Screenplay by Adam Stephen Kelly
Story by Jonathan Sothcott and Adam Stephen Kelly
Directed by James Crow



Billy Murray


Nemesis is the latest offering from producer Jonathan Sothcott. Evidencing his canny eye for today’s zeitgeist, Sothcott’s picture delivers 90 minutes of unpretentious, thinly-plotted movie brilliance that’s guaranteed to cheer-up a locked down evening!

Character hardman Billy Murray, he of The Bill and EastEnders fame but with a string of cockney credits in TV and film stretching back to the 1960s, is London gangster John Morgan, recently exiled to Turkey. Flying in from his sun-drenched villa accompanied by moll/wife Sadie (ably performed by Sothcott’s real-life missus, Jeanine Nerissa), Morgan’s trip to London is ostensibly for he and Sadie to be introduced to Zoe (played by Lucy Aarden), the girlfriend of their daughter Kate (newcomer Ambra Moore). Of course as the plot spins out one learns that there is much more to this long-term villain, together with his nearest and dearest, than meets the eye.

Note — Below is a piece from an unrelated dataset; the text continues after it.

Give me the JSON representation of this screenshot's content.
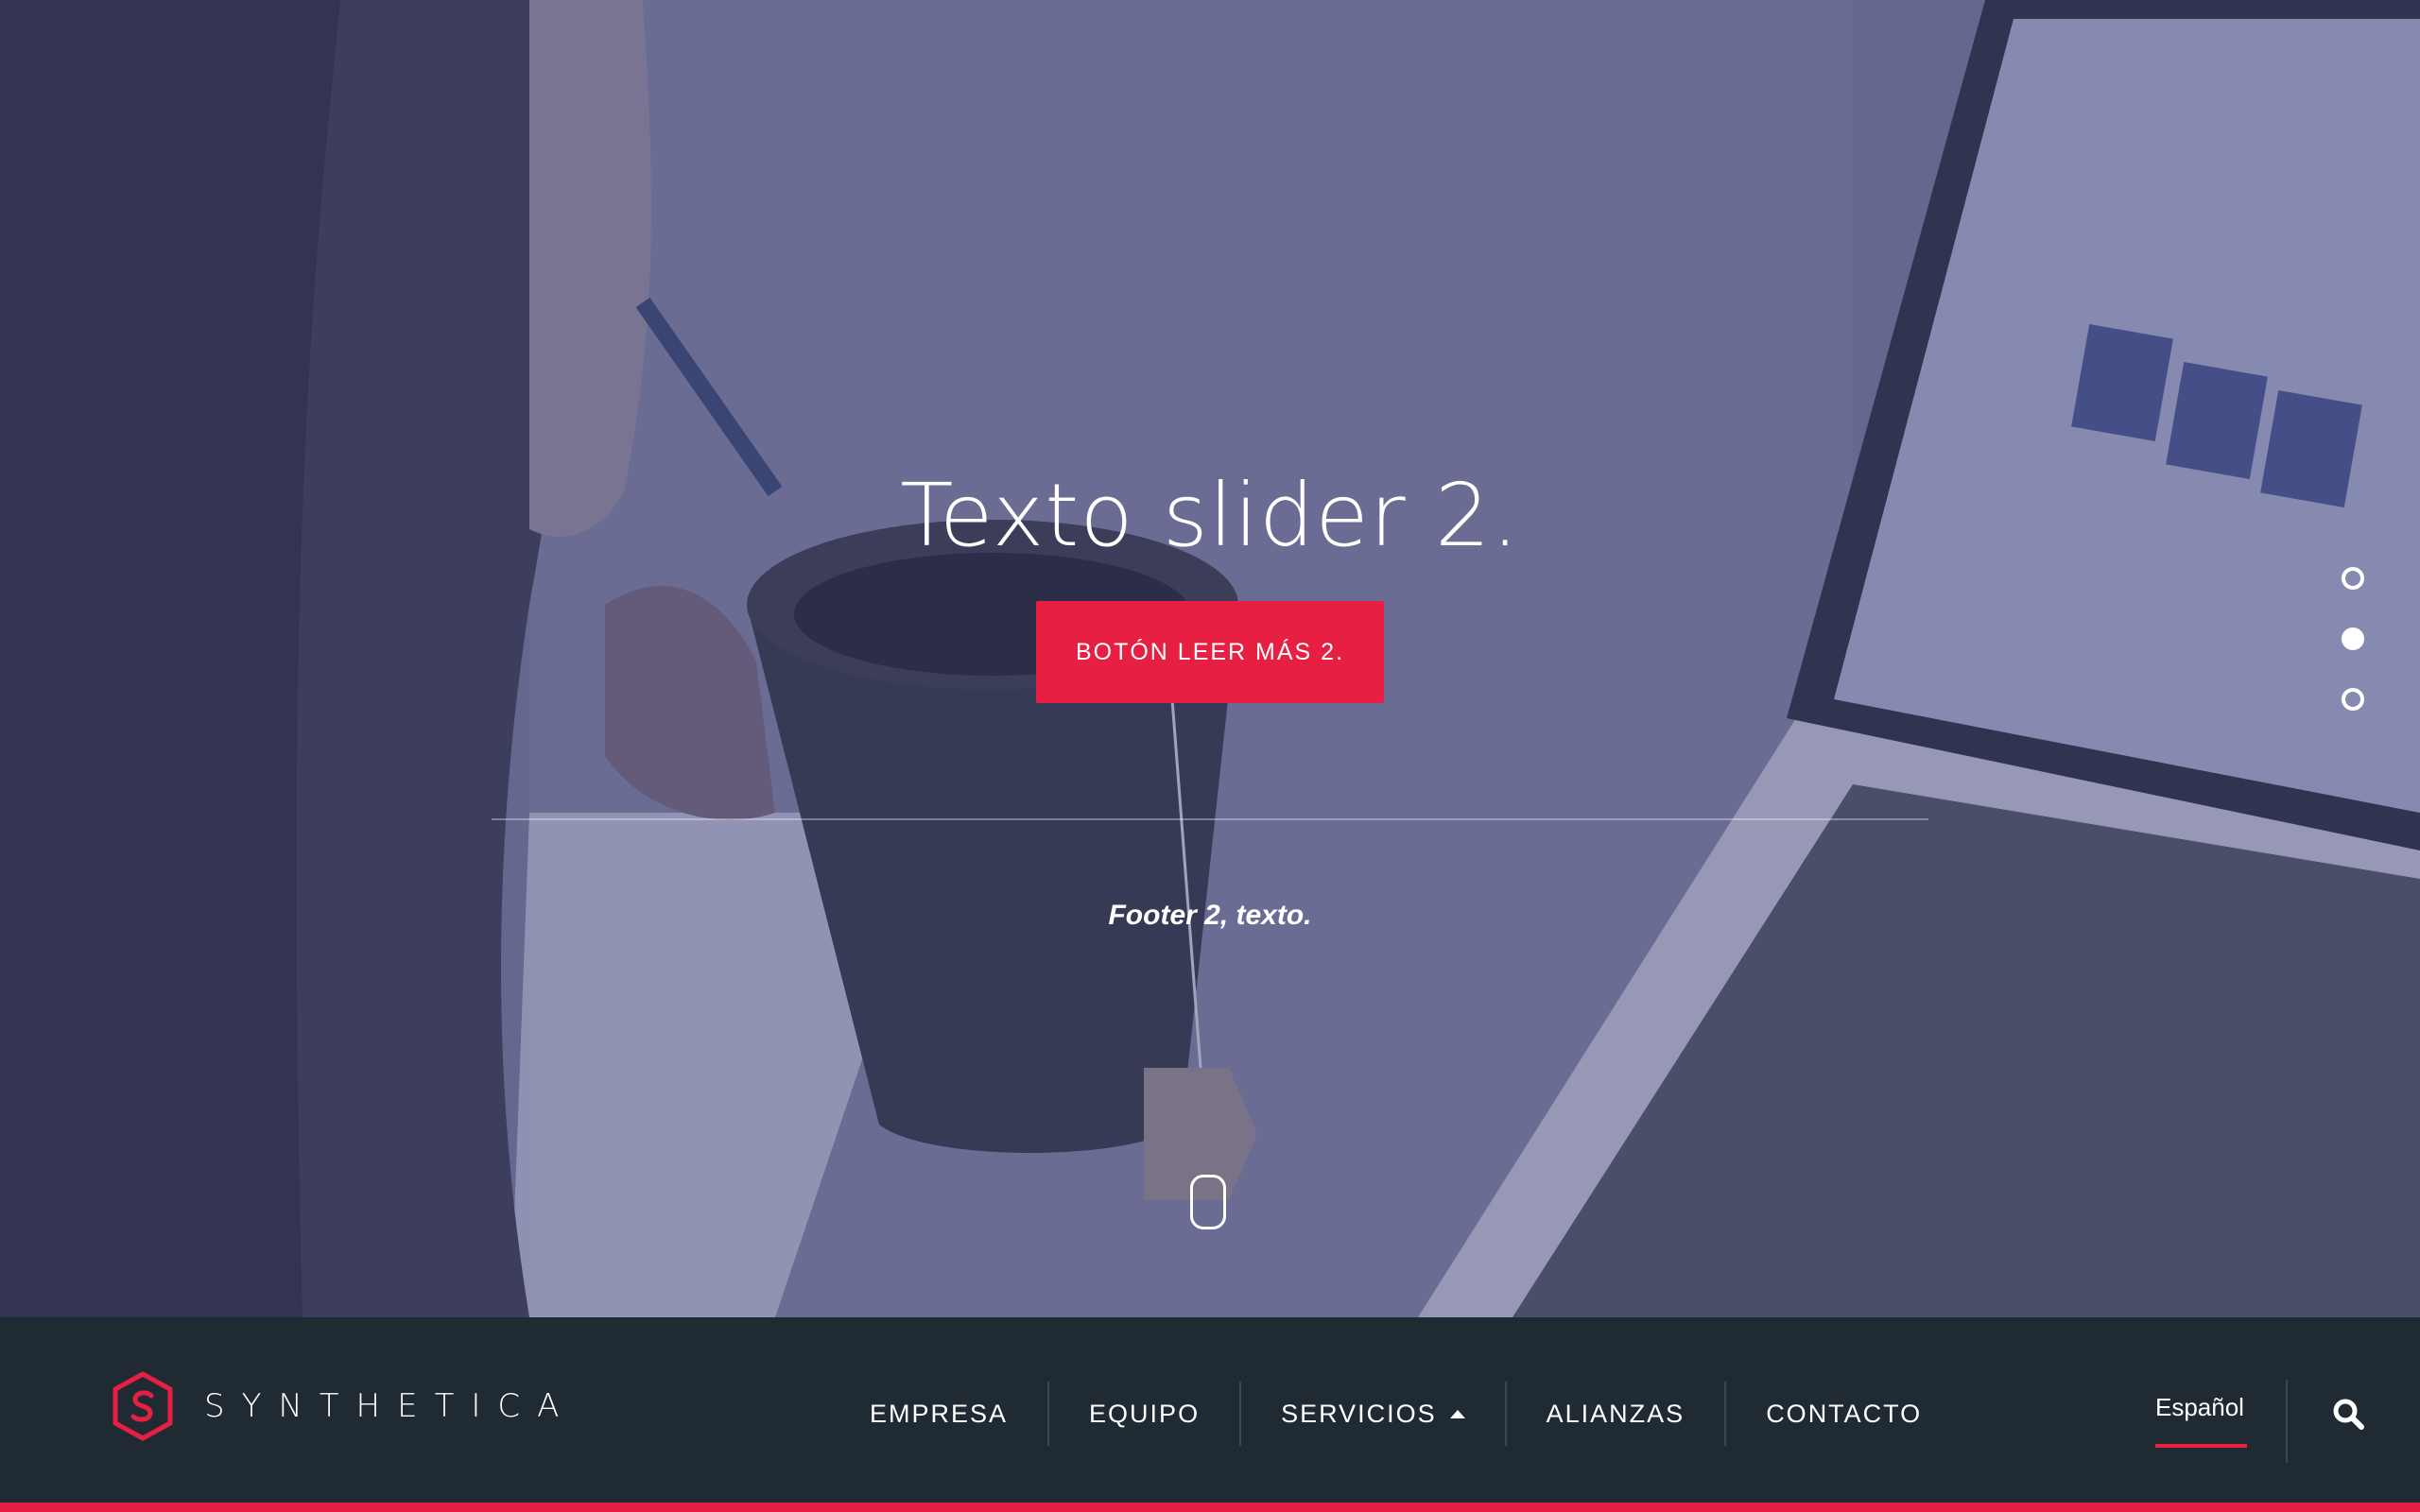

Sothcott has assembled a cracking cast to flesh out his story’s deliciously two-dimensional characters, with family vengeances proving to be a recurrent theme. Nick Moran plays second-generation copper Frank Conway, an alcoholic who blames Morgan for his father’s death. And giving what turns out to be a very brutal twist on sibling rivalry, Frank Harper puts in a grisly performance as Morgan’s brother Richard, transforming a family get together around the dinner table into a charnel house of slaughter that would make Titus Andronicus blush. James Crow deftly directs and with a hint of 21st century noir thrown in, the story makes for a ripping (literally at times) yarn.  

Some of Nemesis' photography captures London in those heady pre-pandemic days (was it barely a year ago?) when the city’s streets teemed with activity, double-decker buses bustled and London was just, well, London. One can only pray for those days to return….

Until then, Nemesis will have to remain a home-viewed thrill. And with pop up cameos from the venerable and always classy Julian Glover, together with the Capital’s original Flying Eye Russ Kane, what’s not to love about this blood-drenched treat of a movie.